Let’s now have a quick look at the maps for the principal components in the Americas. The first PC has a very regular North-South gradient in North America. Cavalli-Sforza and colleagues interpret it as summarising the main differences between the Eskimo and (Canadian) Na-Dené, on the one hand, and all other Native Americans, on the other. In South America, there is little variation in this PC, but it does show a West-East gradient. Maybe that is related to the colonisation along the Pacific coast, coupled with a relative isolation between the highland and the lowland groups. The second PC shows several trends. In North America, it summarises again the difference between the northernmost groups (Eskimo and NW Na-Dené) and the remaining peoples. A little dot in the U.S. Southwest may relate to the local Na-Dené speakers, the Apache and Navajo. The peak in the American northeast is interpreted by Cavalli-Sforza as relating to European admixture (which is documented by other means). In South America, I believe this PC shows essentially the same trend as the previous one, but in more detail: the Central Andes, together with the northern coast of South America, are in one extreme, whereas the region of the lower Amazon is in the other. In my view, this shows perfectly the colonisation of South America along the Pacific coast, another entry along the Atlantic, and the genetic isolation between Andean and Amazonian populations. Finally, the third PC is a bit more difficult to interpret. It forms a mainly West-East gradient.

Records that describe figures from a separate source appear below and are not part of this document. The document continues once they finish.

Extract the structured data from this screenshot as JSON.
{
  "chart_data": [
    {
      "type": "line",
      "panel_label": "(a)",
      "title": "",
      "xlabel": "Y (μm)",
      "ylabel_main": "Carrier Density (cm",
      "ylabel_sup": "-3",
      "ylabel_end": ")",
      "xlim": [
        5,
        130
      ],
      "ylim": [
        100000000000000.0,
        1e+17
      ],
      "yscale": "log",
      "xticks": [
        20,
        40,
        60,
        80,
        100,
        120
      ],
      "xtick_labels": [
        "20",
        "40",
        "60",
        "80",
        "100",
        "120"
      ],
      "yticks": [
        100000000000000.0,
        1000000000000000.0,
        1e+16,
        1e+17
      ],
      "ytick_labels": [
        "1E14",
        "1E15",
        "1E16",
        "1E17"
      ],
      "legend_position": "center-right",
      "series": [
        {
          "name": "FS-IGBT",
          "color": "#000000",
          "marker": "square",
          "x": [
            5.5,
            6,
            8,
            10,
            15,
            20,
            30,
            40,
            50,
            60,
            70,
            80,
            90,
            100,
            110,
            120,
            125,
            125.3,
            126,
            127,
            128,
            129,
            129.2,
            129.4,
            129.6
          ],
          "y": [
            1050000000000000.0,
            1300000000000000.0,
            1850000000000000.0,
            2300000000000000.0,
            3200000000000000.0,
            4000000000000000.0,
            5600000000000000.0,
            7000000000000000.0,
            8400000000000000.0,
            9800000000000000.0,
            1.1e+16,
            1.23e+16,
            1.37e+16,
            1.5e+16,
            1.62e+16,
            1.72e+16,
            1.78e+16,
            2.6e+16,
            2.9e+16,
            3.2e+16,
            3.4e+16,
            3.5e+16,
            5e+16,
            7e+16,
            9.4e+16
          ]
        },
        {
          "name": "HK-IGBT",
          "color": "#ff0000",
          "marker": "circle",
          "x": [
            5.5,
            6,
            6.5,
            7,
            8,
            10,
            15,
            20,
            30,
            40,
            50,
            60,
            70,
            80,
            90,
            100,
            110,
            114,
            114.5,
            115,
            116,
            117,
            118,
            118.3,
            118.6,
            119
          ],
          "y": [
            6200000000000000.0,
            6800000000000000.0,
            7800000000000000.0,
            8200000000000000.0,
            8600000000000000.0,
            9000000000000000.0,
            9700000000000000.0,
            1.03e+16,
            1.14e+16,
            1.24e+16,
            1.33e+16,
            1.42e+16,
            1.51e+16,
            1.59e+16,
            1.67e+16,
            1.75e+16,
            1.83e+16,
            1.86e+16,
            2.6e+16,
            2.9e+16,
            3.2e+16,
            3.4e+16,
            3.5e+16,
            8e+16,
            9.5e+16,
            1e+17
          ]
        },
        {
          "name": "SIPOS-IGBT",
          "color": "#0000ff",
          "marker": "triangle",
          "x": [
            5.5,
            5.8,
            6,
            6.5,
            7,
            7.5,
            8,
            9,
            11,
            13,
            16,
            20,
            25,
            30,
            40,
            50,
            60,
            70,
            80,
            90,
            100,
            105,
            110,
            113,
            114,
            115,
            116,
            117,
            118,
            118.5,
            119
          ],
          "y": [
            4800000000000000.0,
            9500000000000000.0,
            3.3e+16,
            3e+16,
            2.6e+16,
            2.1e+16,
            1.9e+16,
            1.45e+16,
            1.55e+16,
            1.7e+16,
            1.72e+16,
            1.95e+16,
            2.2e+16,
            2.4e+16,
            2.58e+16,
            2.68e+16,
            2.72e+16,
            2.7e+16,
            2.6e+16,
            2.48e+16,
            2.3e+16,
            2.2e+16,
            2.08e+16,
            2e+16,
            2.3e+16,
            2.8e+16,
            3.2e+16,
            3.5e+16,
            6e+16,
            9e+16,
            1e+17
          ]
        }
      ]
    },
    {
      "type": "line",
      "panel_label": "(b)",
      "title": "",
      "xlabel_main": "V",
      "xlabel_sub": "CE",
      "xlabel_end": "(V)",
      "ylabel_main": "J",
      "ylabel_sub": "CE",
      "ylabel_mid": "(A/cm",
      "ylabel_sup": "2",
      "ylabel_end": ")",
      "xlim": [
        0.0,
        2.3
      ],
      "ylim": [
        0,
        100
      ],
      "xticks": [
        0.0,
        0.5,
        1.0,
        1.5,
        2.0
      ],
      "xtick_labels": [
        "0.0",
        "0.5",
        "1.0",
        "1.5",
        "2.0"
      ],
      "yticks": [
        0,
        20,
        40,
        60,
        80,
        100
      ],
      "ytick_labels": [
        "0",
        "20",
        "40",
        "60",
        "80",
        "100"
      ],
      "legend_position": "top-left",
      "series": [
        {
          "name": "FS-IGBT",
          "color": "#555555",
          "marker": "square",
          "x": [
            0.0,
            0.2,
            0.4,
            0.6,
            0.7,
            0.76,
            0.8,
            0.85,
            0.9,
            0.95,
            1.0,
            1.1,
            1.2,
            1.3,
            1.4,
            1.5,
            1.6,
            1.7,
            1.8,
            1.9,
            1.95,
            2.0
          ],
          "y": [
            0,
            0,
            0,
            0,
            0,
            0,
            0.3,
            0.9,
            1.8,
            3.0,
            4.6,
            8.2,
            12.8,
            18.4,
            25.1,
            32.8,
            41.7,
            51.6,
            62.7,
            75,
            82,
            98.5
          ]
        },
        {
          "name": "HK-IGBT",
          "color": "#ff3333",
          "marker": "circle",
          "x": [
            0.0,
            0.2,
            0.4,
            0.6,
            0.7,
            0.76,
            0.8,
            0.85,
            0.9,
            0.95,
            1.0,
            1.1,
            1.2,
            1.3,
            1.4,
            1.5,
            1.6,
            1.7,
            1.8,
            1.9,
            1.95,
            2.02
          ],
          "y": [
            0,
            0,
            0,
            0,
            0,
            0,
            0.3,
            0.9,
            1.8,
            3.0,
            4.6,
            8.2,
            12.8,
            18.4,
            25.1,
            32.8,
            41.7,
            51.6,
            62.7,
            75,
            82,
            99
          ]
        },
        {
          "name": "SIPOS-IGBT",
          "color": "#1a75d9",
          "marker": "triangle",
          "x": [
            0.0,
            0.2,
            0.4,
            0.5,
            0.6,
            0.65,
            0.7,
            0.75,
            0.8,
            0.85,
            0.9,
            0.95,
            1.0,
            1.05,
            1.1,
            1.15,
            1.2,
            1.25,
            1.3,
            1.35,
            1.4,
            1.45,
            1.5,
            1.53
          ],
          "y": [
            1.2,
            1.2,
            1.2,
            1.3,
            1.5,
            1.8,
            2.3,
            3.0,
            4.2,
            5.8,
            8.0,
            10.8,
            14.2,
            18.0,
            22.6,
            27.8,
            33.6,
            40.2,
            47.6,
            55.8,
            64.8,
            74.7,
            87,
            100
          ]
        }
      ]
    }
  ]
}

In North America, the Eskimo and Na-Dené are again well differentiated, including the outlying position of the Apache and Navajo (in the little orange dot). In South America, there is a peak in the Mapuche area of Chile, decreasing towards the Guyanas. Cavalli-Sforza sees that as evidence of African admixture in the latter. Possibly this PC resumes the distinction between (southern) Andean and Patagonian peoples on one side, and the remaining groups on the other.